Why do they buy a call option at 97.00 and sell the put at 96.50 and not the other way around?
In your lectures you explained that we would buy call options if we’re deposing/investing money and I thoroughly understood that concept, but I am really confused on which rates do we have to use if we’re buying call options. Do we always have to use the higher rate (97) for call options regardless of whether we buy or sell call options?
How do we determine the rate for both call and put options if we’re deposing/investing money?
Pls Advise!
Thank you in advance for your kind explanation Sir!
May 12, 2021 at 3:44 pm #620405If we are depositing then we want to limit the minimum interest rate. Buying a call option with an exercise price of 97 will limit the minimum rate to 3%.

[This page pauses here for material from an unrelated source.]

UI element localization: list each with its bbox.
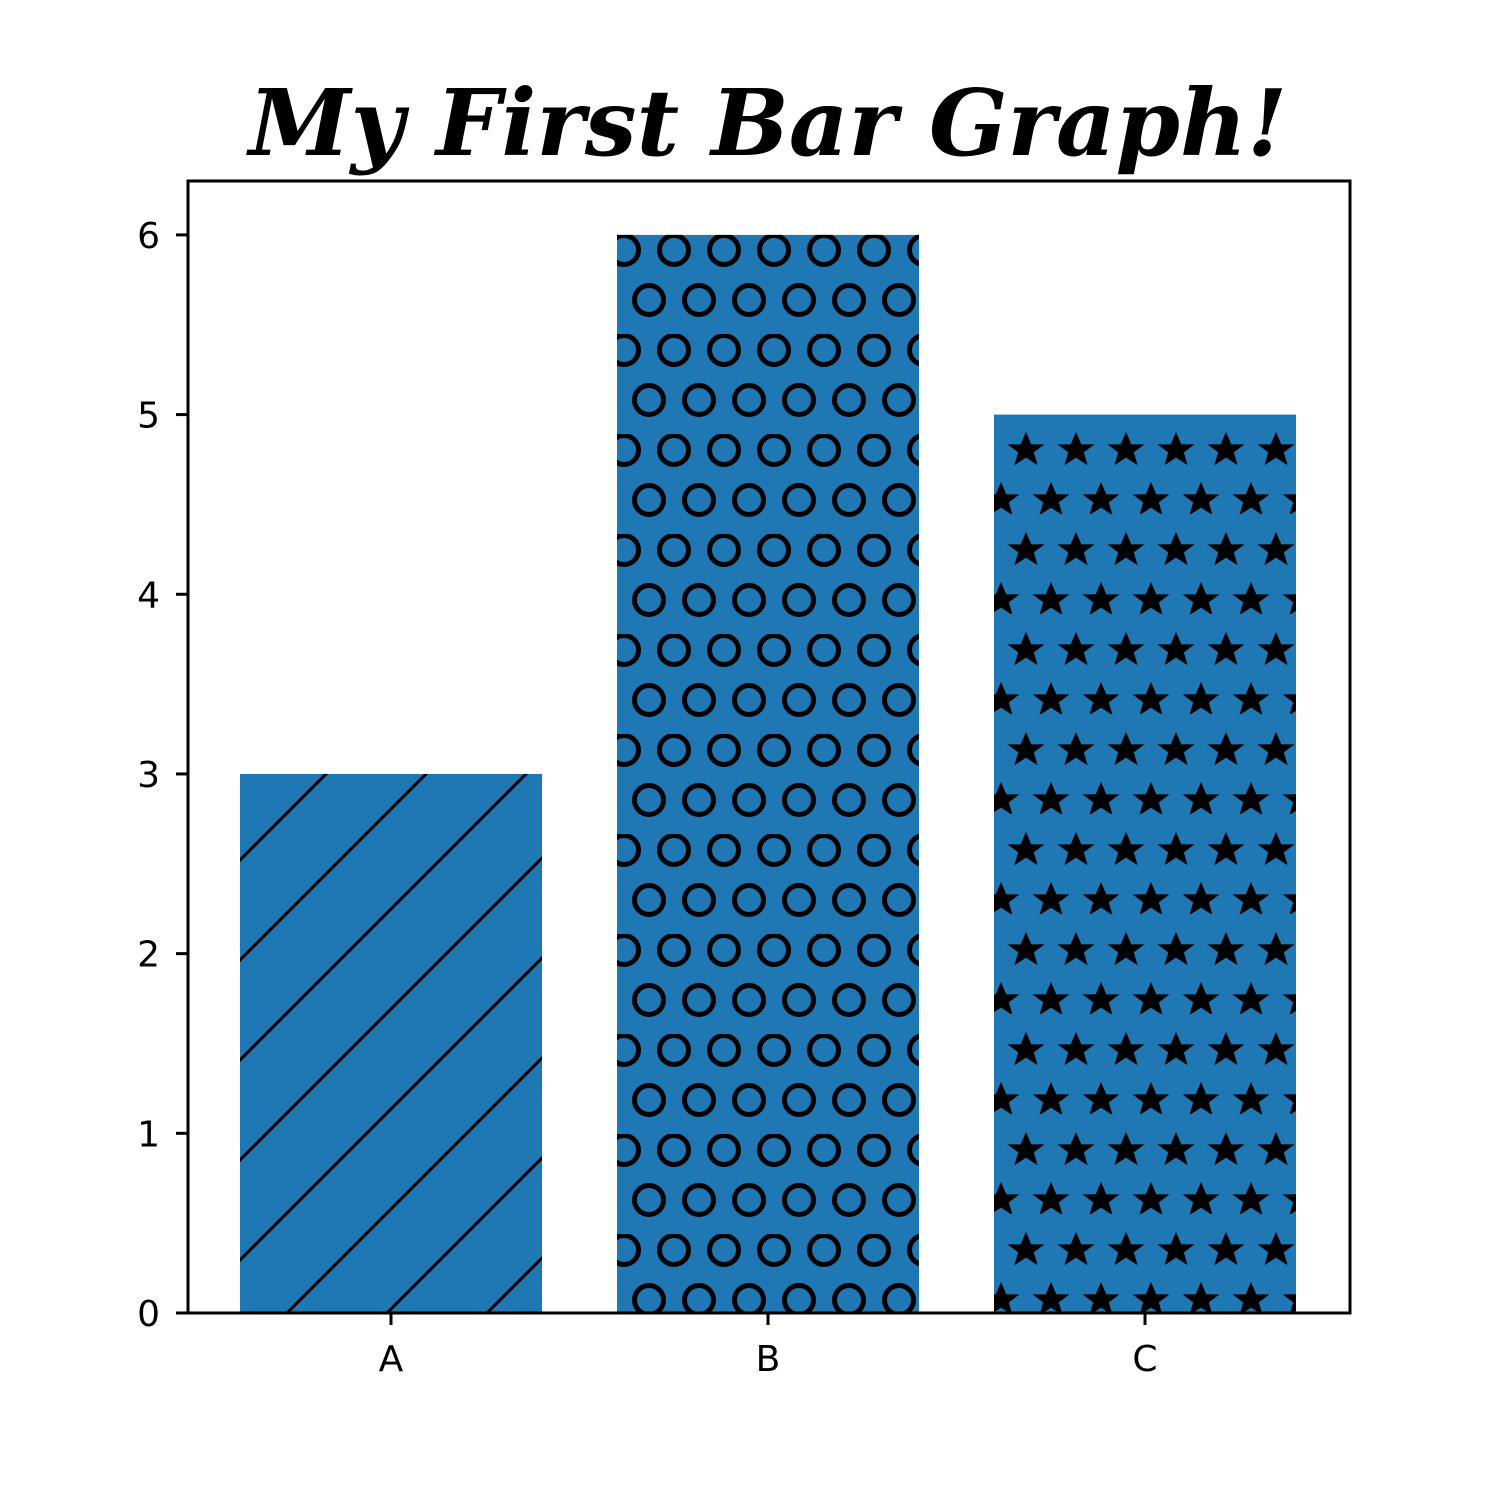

If we decide to create a collar in order to reduce the net premium, we will also limit the maximum rate. The maximum rate will have to be more than 3% and so we will sell a put option with an exercise price of less than 97.
May 13, 2021 at 12:33 pm #620489Sir,
Let’s say, just for the sake of argument, if we’re borrowing we would want to limit the maximum rate(cap) so we will buy put option with an exercise price of 96.50 and if want to to create a collar, we should sell call option with an exercise price of 97.00 in order to limit the minimum rate(floor).
Hope I am making sense here, kindly correct me if otherwise.
May 13, 2021 at 4:00 pm #620507That would be correct 🙂
May 18, 2021 at 4:01 pm #620959Now again, I am finding myself scratching my head and finding difficult this.
Sir, could you please enligten me on this!SELL put
Exercise Price: 3.5% (96.50)
Future Price : 4.26% (95.74)Why are we exercising PUT OPTION(sell) here, as the future rate seems to be higher? Since we are depositing we’re supposed to seek for higher rates right?
Thank you in advance for your explanation sir!
May 19, 2021 at 7:47 am #621012Exercising the option would mean buying at the futures price of 95.74 and immediately selling at the exercise price of 96.50.
Given that 96.50 is higher than 95.74, exercising the options would give a gain and therefore they will be exercised.
May 20, 2021 at 12:13 pm #621194Sir, Let’s say if we’re borrowing then we having to “Sell Call Option”s”Right?
Then how do we account for? Pls Advise!May 20, 2021 at 5:07 pm #621221I do not know what you mean by “how do you account for”. Accounting for it in a financial accounting sense is not relevant for Paper AFM. As far as calculating the results, it is just as I explain in my free lectures.